The coverage map — lifecycle × judgment intensity
Each lifecycle stage requires a different judgment mix. A required cell with no named carrier is a coverage gap — a hiring or assignment conclusion, not an observation. Headcount follows judgment gaps, not workload.
| JUDGMENT TYPE | PRE-PMF | GROWTH | MATURE | SUNSET |
|---|---|---|---|---|
| TastePrototyper | ●●● | ●● | ● | |
| Trade-offBuilder | ●●● | ●●● | ●● | ● |
| SubtractionSweeper | ●● | ●●● | ●●● | ●●● |
| MarketGrower | ●● | ●●● | ●● | ● |
| RiskMaintainer | ● | ●● | ●●● | ●●● |
Nine bugs, six twists
The framework distinguishes bugs — failure modes to detect and fix, each wired to a control-plane signal — from twists — expected role mutations to track and support. The classic failure is treating twists as bugs (resisting role change) while missing the real bugs.
| Bug | Detection signal | |
|---|---|---|
| B1 | Fossilization — encoded rules outlive their validity | Stale last-reviewed dates |
| B2 | Automation bias — humans certify agent output unread | Override log ≈ zero |
| B3 | Orphaned judgment — a consumed judgment has no human owner | JDEA task with empty J |
| B4 | Apprenticeship gap — juniors never form judgment | Declining exception-detection |
| B5 | Accountability drift — "the agent did it" | Certifications lapse |
| B6 | Option monoculture — all scenarios are variants of one plan | No unscored wildcard in sessions |
| B7 | Consolidator vacuum — analysts cut before stewards staffed | Rule registry unmaintained |
| B8 | Trust asymmetry — functions reject each other's pre-validations | Duplicate analyses reappear |
| B9 | Constraint conflict — two functions' rules contradict silently | Agents deadlock or oscillate |
| Twist — role mutation to expect | |
|---|---|
| T1 | Controller → harness auditor — certifies the machinery that produces the plan |
| T2 | Analyst → agent steward — maintains the function's agent model, rules, data hygiene |
| T3 | Middle manager → player-coach — models agent direction, coaches recovery |
| T4 | Specialist cluster → integrated lead — one full-stack judgment seat |
| T5 | Seniority inversion — judgment fit + agent fluency outvalue execution mastery |
| T6 | New seat: rules-of-engagement referee — owns cross-functional agent interfaces |
The implementation sequence
Order matters: control before delegation, stewards before redeployment.
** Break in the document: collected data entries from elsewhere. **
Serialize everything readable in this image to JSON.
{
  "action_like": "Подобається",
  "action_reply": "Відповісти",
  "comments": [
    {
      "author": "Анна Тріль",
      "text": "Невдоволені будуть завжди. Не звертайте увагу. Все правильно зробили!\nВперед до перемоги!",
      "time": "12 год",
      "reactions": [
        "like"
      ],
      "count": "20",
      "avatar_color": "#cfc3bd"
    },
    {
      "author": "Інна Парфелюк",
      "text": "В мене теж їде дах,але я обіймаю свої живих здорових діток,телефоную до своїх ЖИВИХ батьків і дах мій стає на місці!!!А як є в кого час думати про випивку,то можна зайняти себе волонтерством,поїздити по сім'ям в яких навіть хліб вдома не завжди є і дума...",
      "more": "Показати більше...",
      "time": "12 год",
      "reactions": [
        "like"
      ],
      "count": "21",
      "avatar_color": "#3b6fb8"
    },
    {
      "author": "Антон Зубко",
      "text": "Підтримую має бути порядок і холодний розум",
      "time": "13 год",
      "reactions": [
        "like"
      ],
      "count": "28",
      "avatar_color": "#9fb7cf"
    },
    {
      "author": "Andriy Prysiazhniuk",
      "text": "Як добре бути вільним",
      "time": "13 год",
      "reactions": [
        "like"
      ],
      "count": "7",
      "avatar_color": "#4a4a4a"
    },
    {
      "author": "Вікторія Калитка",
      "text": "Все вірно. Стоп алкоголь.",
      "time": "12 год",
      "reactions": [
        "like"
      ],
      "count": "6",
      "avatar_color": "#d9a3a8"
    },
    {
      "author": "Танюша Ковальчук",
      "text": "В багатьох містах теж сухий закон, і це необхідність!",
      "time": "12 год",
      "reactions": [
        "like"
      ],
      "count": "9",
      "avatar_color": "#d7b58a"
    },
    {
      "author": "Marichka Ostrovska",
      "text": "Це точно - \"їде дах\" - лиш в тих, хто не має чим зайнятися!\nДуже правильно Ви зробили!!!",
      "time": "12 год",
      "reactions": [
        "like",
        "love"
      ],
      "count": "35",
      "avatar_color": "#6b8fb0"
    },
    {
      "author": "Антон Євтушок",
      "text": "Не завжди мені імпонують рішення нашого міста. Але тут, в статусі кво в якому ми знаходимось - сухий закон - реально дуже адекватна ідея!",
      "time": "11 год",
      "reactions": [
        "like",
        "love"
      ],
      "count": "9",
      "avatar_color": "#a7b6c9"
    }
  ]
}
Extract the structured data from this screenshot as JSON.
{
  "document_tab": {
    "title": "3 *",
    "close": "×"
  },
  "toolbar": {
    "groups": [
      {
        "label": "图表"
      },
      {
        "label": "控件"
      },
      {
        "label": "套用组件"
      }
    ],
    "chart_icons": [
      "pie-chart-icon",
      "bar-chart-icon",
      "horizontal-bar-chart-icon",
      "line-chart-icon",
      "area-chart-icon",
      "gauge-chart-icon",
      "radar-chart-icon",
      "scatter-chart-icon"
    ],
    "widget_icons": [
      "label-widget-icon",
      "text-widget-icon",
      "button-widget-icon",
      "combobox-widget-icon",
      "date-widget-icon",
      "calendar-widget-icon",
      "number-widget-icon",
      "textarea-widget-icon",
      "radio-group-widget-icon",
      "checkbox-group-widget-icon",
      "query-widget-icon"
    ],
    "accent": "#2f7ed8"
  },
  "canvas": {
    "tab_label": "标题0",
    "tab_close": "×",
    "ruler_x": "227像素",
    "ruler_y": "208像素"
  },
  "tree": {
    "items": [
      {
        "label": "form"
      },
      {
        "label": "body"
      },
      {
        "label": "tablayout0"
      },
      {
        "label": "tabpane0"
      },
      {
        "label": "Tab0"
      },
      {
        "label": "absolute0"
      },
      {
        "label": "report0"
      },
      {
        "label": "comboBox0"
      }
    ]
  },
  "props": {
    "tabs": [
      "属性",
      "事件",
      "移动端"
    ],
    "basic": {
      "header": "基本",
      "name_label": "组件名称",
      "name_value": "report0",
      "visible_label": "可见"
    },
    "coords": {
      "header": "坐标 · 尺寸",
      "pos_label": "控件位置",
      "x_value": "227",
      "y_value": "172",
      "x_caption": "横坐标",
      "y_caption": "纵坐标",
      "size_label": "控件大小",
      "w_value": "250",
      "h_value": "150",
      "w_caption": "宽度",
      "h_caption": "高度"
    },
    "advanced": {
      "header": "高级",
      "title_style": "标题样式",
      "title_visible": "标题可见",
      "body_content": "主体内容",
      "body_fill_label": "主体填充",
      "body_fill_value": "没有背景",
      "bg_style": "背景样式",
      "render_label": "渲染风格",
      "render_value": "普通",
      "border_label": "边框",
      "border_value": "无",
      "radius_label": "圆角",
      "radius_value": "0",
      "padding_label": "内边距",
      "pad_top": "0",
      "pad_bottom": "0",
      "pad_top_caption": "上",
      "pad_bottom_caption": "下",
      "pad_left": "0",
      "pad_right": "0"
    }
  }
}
- Pick one process with a sharp before/after — quarterly budgeting is ideal.
- Run the canvas with all functional seats present; produce the JDEA grid.
- Pay down workflow debt first — stabilize and document before delegating.
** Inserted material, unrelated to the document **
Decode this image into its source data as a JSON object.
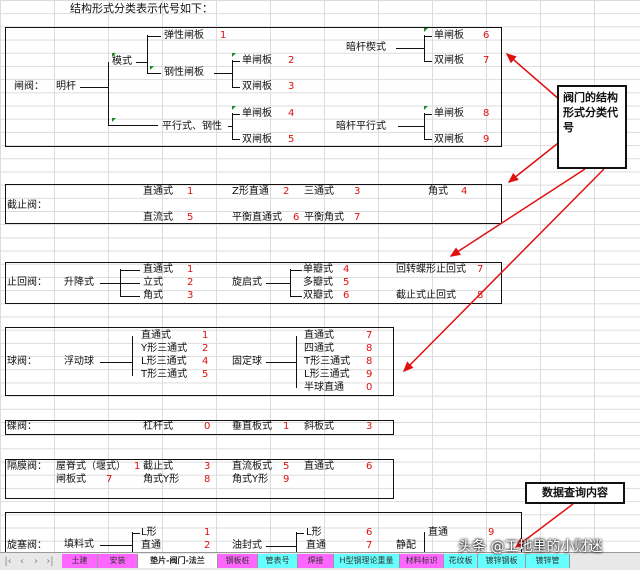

- Stand up the control plane and name the auditor before switching execution to agents.
- Redesign sessions around option-choice points; protect the wildcard slot.
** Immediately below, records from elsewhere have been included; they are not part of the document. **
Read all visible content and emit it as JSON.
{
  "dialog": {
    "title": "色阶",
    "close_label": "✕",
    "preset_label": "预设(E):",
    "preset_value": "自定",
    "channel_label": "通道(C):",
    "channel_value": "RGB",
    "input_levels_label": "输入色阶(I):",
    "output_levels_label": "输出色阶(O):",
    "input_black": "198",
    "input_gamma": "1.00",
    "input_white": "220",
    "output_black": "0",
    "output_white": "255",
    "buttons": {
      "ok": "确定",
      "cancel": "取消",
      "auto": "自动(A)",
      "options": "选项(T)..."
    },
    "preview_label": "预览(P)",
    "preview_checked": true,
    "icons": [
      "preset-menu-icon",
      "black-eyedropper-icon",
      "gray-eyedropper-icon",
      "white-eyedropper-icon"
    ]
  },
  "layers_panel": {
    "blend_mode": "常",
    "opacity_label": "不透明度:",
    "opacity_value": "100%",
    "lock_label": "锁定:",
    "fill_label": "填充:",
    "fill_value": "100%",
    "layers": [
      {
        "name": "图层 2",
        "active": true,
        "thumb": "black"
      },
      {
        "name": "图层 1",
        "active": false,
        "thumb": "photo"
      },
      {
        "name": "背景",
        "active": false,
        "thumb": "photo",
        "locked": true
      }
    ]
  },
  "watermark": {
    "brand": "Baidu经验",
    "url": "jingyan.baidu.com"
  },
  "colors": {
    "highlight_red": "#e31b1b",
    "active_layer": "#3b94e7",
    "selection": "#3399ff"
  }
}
- Re-staff by judgment coverage — stewards before redeploying consolidators.
- Instrument from day one — decision log + override log are the early-warning system.
- Set the review cadence — constraints quarterly, bug scan monthly, twists each planning cycle.
Metrics that matter (enterprise level, not micro-productivity): decision-cycle time · forecast accuracy drift · override-pattern health · judgment-coverage gaps closed · share of leader time at choice points vs. assembly review.